Fast drei Viertel der Jugendämter in Nordrhein-Westfalen (NRW) realisieren Elemente einer Planungspraxis, die auf den Dialog mit jungen Menschen ausgerichtet ist. Dies ist ein Ergebnis der Bestandsaufnahme zur Jugendberichterstattung und Jugendhilfeplanung der Jugendämter in NRW, die Reinhard Liebig, Professor an der Hochschule Düsseldorf, erstellt hat. Ausgangsfrage war, inwieweit Partizipation gelebte Praxis oder nur normatives Postulat der Jugendhilfeplanung ist.
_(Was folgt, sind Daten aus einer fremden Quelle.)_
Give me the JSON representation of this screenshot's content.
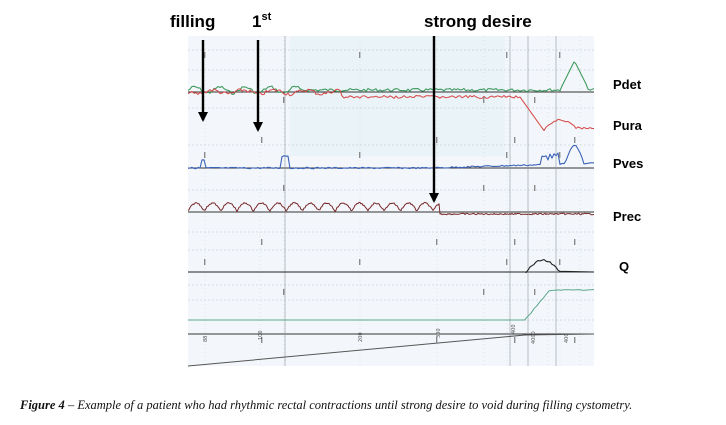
{
  "chart_data": {
    "type": "line",
    "title": "",
    "annotations": [
      {
        "label": "filling",
        "sup": ""
      },
      {
        "label": "1",
        "sup": "st"
      },
      {
        "label": "strong desire",
        "sup": ""
      }
    ],
    "channels": [
      {
        "name": "Pdet",
        "color": "#3f9a5e"
      },
      {
        "name": "Pura",
        "color": "#d64545"
      },
      {
        "name": "Pves",
        "color": "#3c63b8"
      },
      {
        "name": "Prec",
        "color": "#7a2a2a"
      },
      {
        "name": "Q",
        "color": "#222222"
      },
      {
        "name": "",
        "color": "#5aa88a"
      },
      {
        "name": "",
        "color": "#555555"
      }
    ],
    "volume_ticks": [
      "88",
      "100",
      "200",
      "300",
      "400",
      "4000",
      "400"
    ],
    "grid": true
  },
  "caption": {
    "label": "Figure 4",
    "text": " – Example of a patient who had rhythmic rectal contractions until strong desire to void during filling cystometry."
  }
}
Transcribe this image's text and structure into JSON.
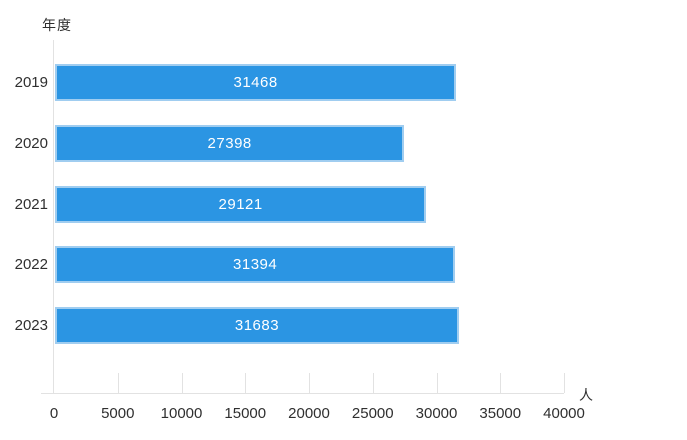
{
  "chart_data": {
    "type": "bar",
    "orientation": "horizontal",
    "y_axis_title": "年度",
    "x_axis_unit": "人",
    "categories": [
      "2019",
      "2020",
      "2021",
      "2022",
      "2023"
    ],
    "values": [
      31468,
      27398,
      29121,
      31394,
      31683
    ],
    "x_ticks": [
      0,
      5000,
      10000,
      15000,
      20000,
      25000,
      30000,
      35000,
      40000
    ],
    "xlim": [
      0,
      40000
    ],
    "grid": false,
    "legend": "none",
    "bar_color": "#2B95E3",
    "bar_border_color": "#A0CDF0",
    "value_label_color": "#FFFFFF",
    "axis_color": "#E2E2E2",
    "text_color": "#2F2F2F"
  }
}
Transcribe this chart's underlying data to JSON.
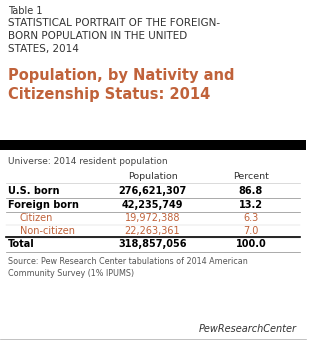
{
  "table_label": "Table 1",
  "supertitle": "STATISTICAL PORTRAIT OF THE FOREIGN-\nBORN POPULATION IN THE UNITED\nSTATES, 2014",
  "title": "Population, by Nativity and\nCitizenship Status: 2014",
  "universe": "Universe: 2014 resident population",
  "col_headers": [
    "",
    "Population",
    "Percent"
  ],
  "rows": [
    {
      "label": "U.S. born",
      "population": "276,621,307",
      "percent": "86.8",
      "indent": 0,
      "bold": true,
      "color": "#000000"
    },
    {
      "label": "Foreign born",
      "population": "42,235,749",
      "percent": "13.2",
      "indent": 0,
      "bold": true,
      "color": "#000000"
    },
    {
      "label": "Citizen",
      "population": "19,972,388",
      "percent": "6.3",
      "indent": 1,
      "bold": false,
      "color": "#c0623a"
    },
    {
      "label": "Non-citizen",
      "population": "22,263,361",
      "percent": "7.0",
      "indent": 1,
      "bold": false,
      "color": "#c0623a"
    },
    {
      "label": "Total",
      "population": "318,857,056",
      "percent": "100.0",
      "indent": 0,
      "bold": true,
      "color": "#000000"
    }
  ],
  "source": "Source: Pew Research Center tabulations of 2014 American\nCommunity Survey (1% IPUMS)",
  "pew_logo": "PewResearchCenter",
  "bg_color": "#ffffff",
  "header_bg": "#000000",
  "title_color": "#c0623a",
  "supertitle_color": "#333333",
  "table_label_color": "#333333",
  "source_color": "#555555",
  "logo_color": "#333333"
}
Mit dem Bericht liegt ein für empirische Vorhaben geeignetes Konzept vor, mit dem die Projekte und Maßnahmen der Jugendämter zur Berücksichtigung von Interessen und Lebenslagen junger Menschen in systematischer Weise erfassbar sind. Anhand von Dokumentenanalysen der NRW-Kommunen Essen, Hagen, Rheine und Witten sowie Böblingen, Dresden, Jena und Trier, die als besonders stimmig bzw. innovativ bewertet wurden, skizziert die Expertise kommunale Konzepte, die Vorbildcharakter haben könnten. Die Expertise entstand im Rahmen des Forschungsschwerpunkts „Lebenslagen Jugendlicher und junger Erwachsener als Ausgangspunkt lokaler Jugendberichterstattung und kommunaler Jugendhilfeplanung“ im Forschungsverbund Deutsches Jugendinstitut/Technische Universität Dortmund.